Confronto con la ventilazione standard
Un grande studio ha confrontato la ventilazione HFLTV con la ventilazione standard (VS) durante l'ablazione della fibrillazione atriale parossistica, una forma comune di aritmia che si presenta a episodi.
- Lo studio ha incluso 661 pazienti sottoposti a ablazione.
- Con HFLTV, i tempi dell'intervento sono risultati più brevi rispetto alla ventilazione standard.
- Anche il tempo in cui si applica la radiofrequenza, la tecnica che elimina le aree anomale del cuore, è stato più breve con HFLTV.
- L'isolamento delle vene polmonari al primo tentativo è stato più frequente con HFLTV.
Risultati a 12 mesi
- Il 85,6% dei pazienti con HFLTV non ha avuto recidive di aritmia dopo un anno, rispetto al 79,3% con ventilazione standard.
- I sintomi legati alla fibrillazione atriale sono stati meno frequenti nel gruppo HFLTV.
- Le ospedalizzazioni per problemi legati all'aritmia sono state inferiori con HFLTV.

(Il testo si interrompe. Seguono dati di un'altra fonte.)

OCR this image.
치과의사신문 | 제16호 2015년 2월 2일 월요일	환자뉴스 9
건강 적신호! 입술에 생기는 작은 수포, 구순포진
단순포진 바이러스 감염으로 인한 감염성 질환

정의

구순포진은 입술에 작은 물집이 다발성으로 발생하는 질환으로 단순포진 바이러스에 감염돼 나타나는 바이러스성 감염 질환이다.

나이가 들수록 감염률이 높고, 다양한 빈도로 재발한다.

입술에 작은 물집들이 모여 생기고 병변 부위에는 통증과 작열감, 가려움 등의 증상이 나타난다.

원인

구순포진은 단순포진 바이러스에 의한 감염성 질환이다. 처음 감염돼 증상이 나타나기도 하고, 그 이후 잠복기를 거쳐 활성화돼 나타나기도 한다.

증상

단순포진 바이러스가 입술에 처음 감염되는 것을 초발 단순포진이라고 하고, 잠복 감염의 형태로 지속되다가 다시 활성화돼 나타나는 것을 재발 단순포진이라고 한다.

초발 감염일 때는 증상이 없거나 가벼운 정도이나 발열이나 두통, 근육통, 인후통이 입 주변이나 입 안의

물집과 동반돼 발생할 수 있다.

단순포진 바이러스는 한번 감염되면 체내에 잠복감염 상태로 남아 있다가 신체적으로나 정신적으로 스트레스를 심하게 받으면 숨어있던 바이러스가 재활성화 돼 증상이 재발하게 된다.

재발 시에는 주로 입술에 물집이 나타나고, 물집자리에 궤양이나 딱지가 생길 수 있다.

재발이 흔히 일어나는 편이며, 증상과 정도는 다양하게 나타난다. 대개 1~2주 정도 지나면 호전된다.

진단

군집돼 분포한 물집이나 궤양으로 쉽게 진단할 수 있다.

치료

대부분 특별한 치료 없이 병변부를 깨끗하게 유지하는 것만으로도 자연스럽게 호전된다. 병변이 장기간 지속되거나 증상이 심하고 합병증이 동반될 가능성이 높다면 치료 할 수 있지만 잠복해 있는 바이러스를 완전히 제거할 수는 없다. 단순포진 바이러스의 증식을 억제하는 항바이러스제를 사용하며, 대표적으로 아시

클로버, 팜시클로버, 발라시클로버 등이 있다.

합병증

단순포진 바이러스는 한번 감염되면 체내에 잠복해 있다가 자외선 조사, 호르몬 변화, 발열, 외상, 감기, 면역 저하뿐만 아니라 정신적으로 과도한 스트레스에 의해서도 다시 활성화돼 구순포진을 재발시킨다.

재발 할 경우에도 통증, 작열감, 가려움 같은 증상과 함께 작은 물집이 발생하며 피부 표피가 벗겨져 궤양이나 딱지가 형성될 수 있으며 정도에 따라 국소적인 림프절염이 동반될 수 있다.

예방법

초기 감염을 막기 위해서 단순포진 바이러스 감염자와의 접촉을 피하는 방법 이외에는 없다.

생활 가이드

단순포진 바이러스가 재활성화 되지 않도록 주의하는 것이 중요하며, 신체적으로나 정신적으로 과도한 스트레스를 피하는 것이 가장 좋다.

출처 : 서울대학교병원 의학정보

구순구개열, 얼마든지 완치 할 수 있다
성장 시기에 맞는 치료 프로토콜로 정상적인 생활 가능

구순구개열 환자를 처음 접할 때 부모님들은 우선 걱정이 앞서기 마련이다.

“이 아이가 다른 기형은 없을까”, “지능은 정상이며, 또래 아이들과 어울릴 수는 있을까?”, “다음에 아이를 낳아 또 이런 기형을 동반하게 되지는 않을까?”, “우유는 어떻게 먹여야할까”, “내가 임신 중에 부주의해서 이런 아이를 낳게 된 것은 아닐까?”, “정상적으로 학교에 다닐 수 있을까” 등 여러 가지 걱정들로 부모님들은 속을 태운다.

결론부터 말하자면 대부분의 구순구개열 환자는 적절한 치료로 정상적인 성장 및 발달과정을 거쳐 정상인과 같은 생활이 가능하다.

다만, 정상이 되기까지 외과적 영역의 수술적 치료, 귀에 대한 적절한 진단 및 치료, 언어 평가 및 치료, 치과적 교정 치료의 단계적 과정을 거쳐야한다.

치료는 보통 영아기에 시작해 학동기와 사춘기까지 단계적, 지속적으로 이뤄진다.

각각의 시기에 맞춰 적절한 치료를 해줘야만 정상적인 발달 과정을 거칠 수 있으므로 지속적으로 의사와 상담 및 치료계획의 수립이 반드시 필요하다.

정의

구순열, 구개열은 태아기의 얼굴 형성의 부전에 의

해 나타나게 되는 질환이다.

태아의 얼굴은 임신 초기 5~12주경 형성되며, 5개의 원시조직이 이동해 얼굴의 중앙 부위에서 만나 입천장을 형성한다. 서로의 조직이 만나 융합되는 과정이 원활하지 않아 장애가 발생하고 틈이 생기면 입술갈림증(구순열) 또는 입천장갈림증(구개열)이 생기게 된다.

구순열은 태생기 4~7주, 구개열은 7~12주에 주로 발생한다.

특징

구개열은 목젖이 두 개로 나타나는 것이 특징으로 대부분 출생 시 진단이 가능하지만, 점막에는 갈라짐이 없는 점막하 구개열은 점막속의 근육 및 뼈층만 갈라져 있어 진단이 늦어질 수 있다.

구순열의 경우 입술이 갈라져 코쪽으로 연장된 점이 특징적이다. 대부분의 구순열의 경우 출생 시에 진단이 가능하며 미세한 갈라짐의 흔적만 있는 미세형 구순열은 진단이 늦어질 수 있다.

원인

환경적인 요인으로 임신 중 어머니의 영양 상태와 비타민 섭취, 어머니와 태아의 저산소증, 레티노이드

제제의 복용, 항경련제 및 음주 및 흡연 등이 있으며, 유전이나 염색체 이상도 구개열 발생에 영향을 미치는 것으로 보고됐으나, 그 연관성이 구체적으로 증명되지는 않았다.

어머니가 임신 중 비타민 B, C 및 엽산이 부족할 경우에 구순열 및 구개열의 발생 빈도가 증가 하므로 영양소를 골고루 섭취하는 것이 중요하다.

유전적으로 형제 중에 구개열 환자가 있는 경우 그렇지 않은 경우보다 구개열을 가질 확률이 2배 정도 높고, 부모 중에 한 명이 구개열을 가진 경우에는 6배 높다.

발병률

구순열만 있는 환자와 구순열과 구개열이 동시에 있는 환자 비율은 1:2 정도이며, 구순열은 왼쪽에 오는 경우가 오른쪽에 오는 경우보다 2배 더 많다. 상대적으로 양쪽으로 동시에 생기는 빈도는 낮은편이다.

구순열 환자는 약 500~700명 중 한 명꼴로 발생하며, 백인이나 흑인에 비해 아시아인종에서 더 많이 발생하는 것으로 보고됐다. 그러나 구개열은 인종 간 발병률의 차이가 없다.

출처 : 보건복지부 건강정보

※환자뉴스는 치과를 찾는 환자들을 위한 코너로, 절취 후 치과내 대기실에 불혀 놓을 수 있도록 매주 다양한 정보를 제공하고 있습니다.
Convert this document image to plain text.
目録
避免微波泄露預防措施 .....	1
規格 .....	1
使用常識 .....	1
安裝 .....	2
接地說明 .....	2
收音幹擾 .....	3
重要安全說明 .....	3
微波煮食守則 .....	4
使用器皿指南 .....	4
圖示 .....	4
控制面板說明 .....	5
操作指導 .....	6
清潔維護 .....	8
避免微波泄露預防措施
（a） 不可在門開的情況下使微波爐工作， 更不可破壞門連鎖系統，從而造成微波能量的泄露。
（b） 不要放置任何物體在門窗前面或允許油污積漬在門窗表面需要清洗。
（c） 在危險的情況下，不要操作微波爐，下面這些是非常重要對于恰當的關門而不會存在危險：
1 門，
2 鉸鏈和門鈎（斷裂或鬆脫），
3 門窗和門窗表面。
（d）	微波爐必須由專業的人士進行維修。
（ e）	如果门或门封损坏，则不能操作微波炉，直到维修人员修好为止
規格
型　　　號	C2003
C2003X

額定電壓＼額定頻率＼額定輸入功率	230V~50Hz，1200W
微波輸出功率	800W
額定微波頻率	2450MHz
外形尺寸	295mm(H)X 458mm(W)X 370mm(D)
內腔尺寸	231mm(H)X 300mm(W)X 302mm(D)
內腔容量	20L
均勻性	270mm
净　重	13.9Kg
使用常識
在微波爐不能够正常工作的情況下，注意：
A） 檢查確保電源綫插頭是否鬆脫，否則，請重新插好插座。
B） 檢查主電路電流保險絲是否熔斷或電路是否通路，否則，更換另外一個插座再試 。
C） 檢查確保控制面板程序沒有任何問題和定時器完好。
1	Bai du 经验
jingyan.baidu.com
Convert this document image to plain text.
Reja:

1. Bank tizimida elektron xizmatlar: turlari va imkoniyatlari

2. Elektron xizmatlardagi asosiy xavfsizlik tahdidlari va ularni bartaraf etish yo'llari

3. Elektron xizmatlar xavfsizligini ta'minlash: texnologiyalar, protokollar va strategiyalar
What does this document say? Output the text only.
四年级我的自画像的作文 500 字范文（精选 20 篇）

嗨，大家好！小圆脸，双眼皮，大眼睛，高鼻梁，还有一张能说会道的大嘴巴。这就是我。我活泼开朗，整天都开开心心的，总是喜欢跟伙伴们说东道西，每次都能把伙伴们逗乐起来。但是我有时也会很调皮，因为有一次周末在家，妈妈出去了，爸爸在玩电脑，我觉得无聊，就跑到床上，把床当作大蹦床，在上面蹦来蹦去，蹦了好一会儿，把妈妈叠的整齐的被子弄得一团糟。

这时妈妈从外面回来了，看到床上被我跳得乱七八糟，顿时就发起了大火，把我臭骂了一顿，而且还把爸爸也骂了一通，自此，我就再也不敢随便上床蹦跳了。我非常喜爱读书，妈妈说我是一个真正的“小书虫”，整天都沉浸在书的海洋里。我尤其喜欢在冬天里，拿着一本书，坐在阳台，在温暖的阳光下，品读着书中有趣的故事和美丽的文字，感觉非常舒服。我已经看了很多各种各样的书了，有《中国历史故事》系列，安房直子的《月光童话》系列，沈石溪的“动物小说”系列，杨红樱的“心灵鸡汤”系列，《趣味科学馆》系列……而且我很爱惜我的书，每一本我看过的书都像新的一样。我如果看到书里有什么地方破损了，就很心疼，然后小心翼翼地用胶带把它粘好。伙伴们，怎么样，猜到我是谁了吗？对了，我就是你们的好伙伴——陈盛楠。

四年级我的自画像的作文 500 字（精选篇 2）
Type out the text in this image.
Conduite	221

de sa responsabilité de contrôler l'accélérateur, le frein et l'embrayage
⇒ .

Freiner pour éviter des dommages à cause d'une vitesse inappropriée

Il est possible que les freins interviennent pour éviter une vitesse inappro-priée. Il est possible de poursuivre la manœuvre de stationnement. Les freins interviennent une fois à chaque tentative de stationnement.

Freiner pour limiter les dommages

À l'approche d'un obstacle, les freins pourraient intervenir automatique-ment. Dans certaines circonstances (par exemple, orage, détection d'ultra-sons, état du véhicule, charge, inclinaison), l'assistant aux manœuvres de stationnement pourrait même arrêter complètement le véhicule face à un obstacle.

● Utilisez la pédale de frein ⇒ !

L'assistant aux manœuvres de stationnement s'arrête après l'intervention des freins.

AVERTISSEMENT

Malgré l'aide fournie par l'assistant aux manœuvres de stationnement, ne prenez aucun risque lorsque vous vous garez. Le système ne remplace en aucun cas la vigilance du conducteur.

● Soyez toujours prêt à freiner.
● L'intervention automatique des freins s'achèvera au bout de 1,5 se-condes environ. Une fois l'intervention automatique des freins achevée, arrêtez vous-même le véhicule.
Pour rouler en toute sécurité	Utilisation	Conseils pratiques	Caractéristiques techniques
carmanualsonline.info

- Non sono emerse differenze significative nelle complicanze tra i due gruppi.
In conclusione
La ventilazione ad alta frequenza e basso volume corrente durante l'ablazione della fibrillazione atriale sembra offrire vantaggi importanti. Riduce i tempi dell'intervento, migliora l'efficacia dell'isolamento delle vene polmonari e porta a una migliore protezione dalla recidiva dell'aritmia nel tempo. Inoltre, è associata a meno sintomi e ospedalizzazioni senza aumentare i rischi di complicazioni.